Research

The goal of the Tyler lab is to discover and understand the mechanistic interplay between epigenetics, genomic integrity and longevity. We perform hypothesis driven research and are most excited to follow unexpected results not predicted by our hypotheses, taking us in unanticipated new research directions. Our studies use a combination of molecular genetics in budding yeast, genome-wide analyses, biochemical and biophysical approaches. The proteins and processes that we study are so highly conserved through eukaryotic evolution, that what we learn using highly genetically malleable systems, such as yeast, is directly relevant to the situation in humans. For example, the histone proteins that package our genome into chromatin are the most highly conserved protein in all eukaryotic evolution, indicating the profound importance of their functions.

Our lab made significant contributions to the knowledge that depositing histones onto the genome, removing histones from the genome, and histone post-translational modifications are utilized by the cell to enable an exquisite level of regulation of gene expression, genome stability (specifically DNA double-strand break repair), DNA replication and chromosome structure (above). In addition to learning how chromatin regulates fundamental processes in the cell, our studies are revealing how defects in the chromatin structure lead to gene dysfunction and genomic instability, which in turn are the cause of human aging and disease states including cancer and leukemia. For example, we discovered that histone packaging of the genome is strikingly reduced during aging, while experimental overexpression of histones extends longevity.

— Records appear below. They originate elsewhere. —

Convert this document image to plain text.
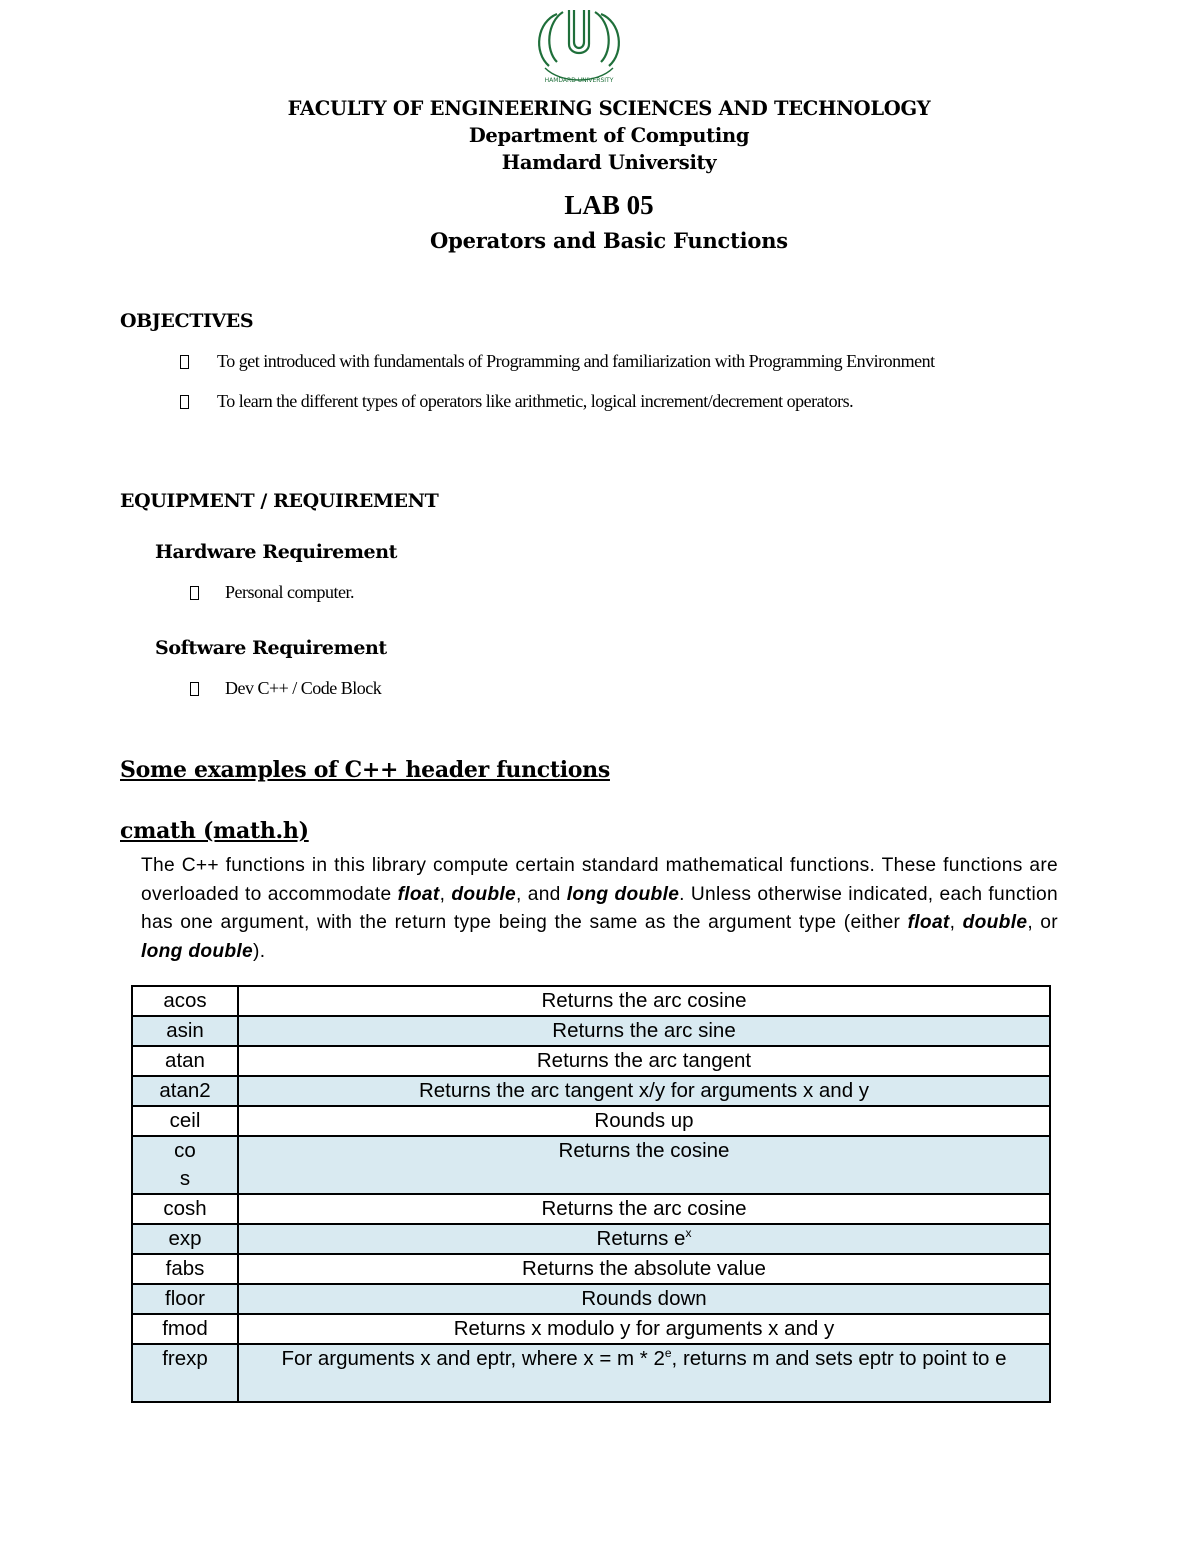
HAMDARD UNIVERSITY
FACULTY OF ENGINEERING SCIENCES AND TECHNOLOGY
Department of Computing
Hamdard University
LAB 05
Operators and Basic Functions
OBJECTIVES
To get introduced with fundamentals of Programming and familiarization with Programming Environment
To learn the different types of operators like arithmetic, logical increment/decrement operators.
EQUIPMENT / REQUIREMENT
Hardware Requirement
Personal computer.
Software Requirement
Dev C++ / Code Block
Some examples of C++ header functions
cmath (math.h)
The C++ functions in this library compute certain standard mathematical functions. These functions are overloaded to accommodate float, double, and long double. Unless otherwise indicated, each function has one argument, with the return type being the same as the argument type (either float, double, or long double).
acos	Returns the arc cosine
asin	Returns the arc sine
atan	Returns the arc tangent
atan2	Returns the arc tangent x/y for arguments x and y
ceil	Rounds up
cos	Returns the cosine
cosh	Returns the arc cosine
exp	Returns $e^x$
fabs	Returns the absolute value
floor	Rounds down
fmod	Returns x modulo y for arguments x and y
frexp	For arguments x and eptr, where x = m * 2e, returns m and sets eptr to point to e
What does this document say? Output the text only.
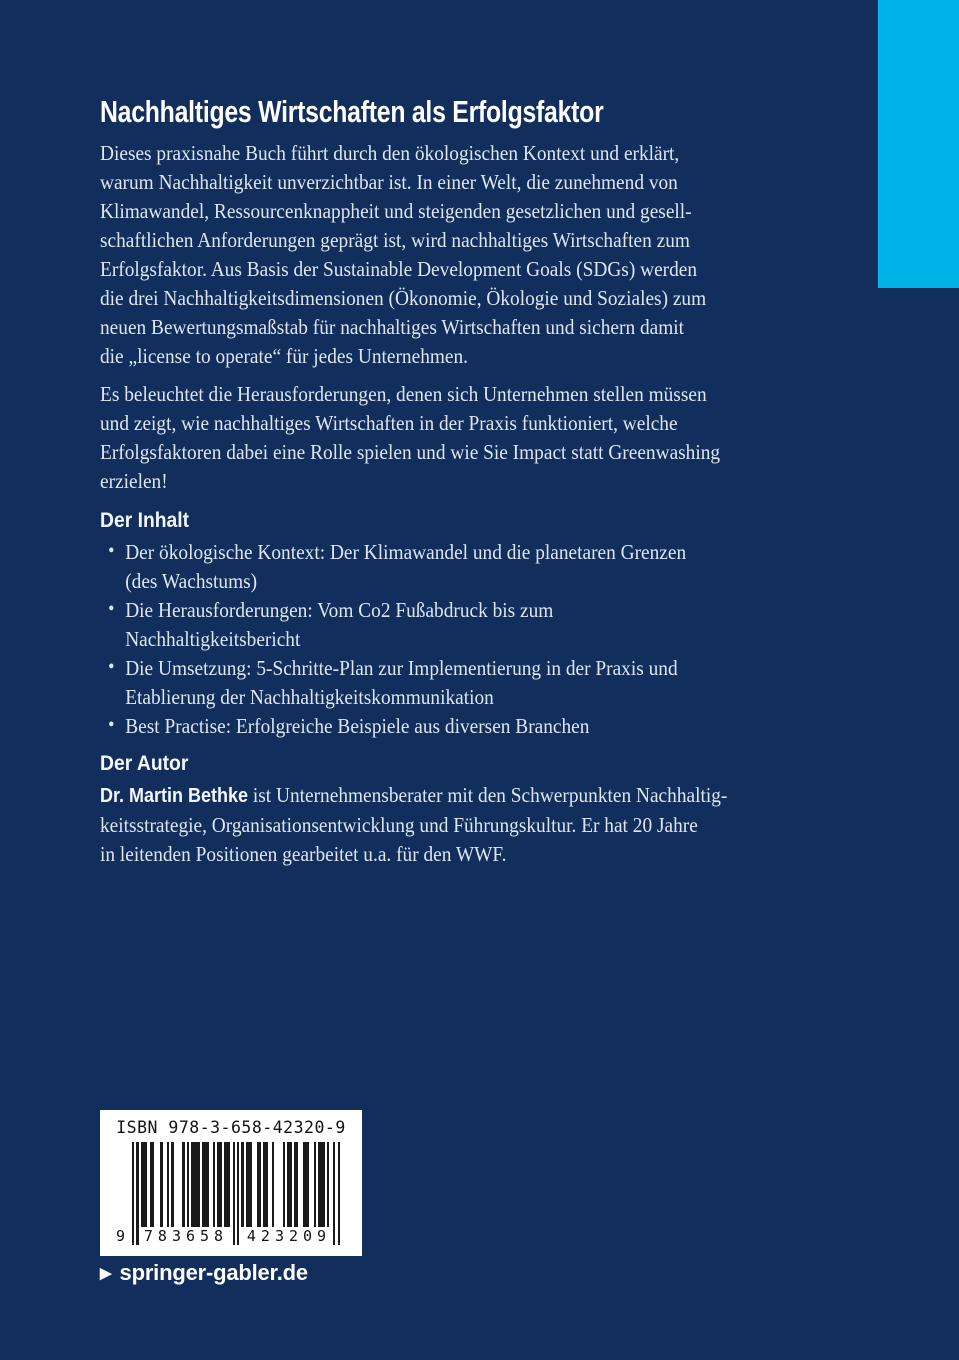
Nachhaltiges Wirtschaften als Erfolgsfaktor
Dieses praxisnahe Buch führt durch den ökologischen Kontext und erklärt,
warum Nachhaltigkeit unverzichtbar ist. In einer Welt, die zunehmend von
Klimawandel, Ressourcenknappheit und steigenden gesetzlichen und gesell-
schaftlichen Anforderungen geprägt ist, wird nachhaltiges Wirtschaften zum
Erfolgsfaktor. Aus Basis der Sustainable Development Goals (SDGs) werden
die drei Nachhaltigkeitsdimensionen (Ökonomie, Ökologie und Soziales) zum
neuen Bewertungsmaßstab für nachhaltiges Wirtschaften und sichern damit
die „license to operate“ für jedes Unternehmen.
Es beleuchtet die Herausforderungen, denen sich Unternehmen stellen müssen
und zeigt, wie nachhaltiges Wirtschaften in der Praxis funktioniert, welche
Erfolgsfaktoren dabei eine Rolle spielen und wie Sie Impact statt Greenwashing
erzielen!
Der Inhalt
• Der ökologische Kontext: Der Klimawandel und die planetaren Grenzen
(des Wachstums)
• Die Herausforderungen: Vom Co2 Fußabdruck bis zum
Nachhaltigkeitsbericht
• Die Umsetzung: 5-Schritte-Plan zur Implementierung in der Praxis und
Etablierung der Nachhaltigkeitskommunikation
• Best Practise: Erfolgreiche Beispiele aus diversen Branchen
Der Autor
Dr. Martin Bethke ist Unternehmensberater mit den Schwerpunkten Nachhaltig-
keitsstrategie, Organisationsentwicklung und Führungskultur. Er hat 20 Jahre
in leitenden Positionen gearbeitet u.a. für den WWF.
ISBN 978-3-658-42320-9
9 783658 423209
▶ springer-gabler.de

Our fascination with understanding the molecular basis of longevity stimulated our comprehensive characterization of the aging process in budding yeast. Budding yeast is the only cell type where the number of cell divisions in a lifespan, termed mitotic lifespan or replicative lifespan, can be accurately measured. As such, it is a particularly relevant model for stem cell aging. It was well established that mutations that cause genome instability shorten human lifespan. However, it was not clear if improved DNA double-strand break repair could extend lifespan. We found that at least one reason why the genome becomes progressively unstable during aging is due to defective DNA repair by homologous recombination in old cells. Moreover, overexpressing proteins required for homologous recombination significantly improved DNA repair in old cells, leading to extended lifespan. We predict that interventions to improve DNA double-strand break repair will also extend lifespan in mammals.

A further example of how our research interogates the interplay between epigenetics, genomic integrity and aging came from our recent expression of the Tardigrade protein Dsup in budding yeast, in an attempt to make "super yeast". Dsup is considered to be at least partly responsible for the ability of some Tardigrade species to withstand doses of irradiation 1000 times higher than doses lethal to humans. Upon exposure to oxidative DNA damage, the "super yeast" lived longer and their genomes were protected from oxidative DNA damage; this occurred in a manner dependent on Dsup coating the entire genome via multivalent interactions with histones and DNA. These and other aging studies utilize cutting edge technologies including microfluidics platforms to fluorescently image individual cells throughout their entire lifespan to interrogate how critical cellular properties, such as genome stability, decay at the molecular level during aging. We are identifying genetic and environmental regimens to reduce the decline of key cellular processes during aging, with the ultimate goal to leverage our discoveries to therapeutics to extend the human healthspan and lifespan.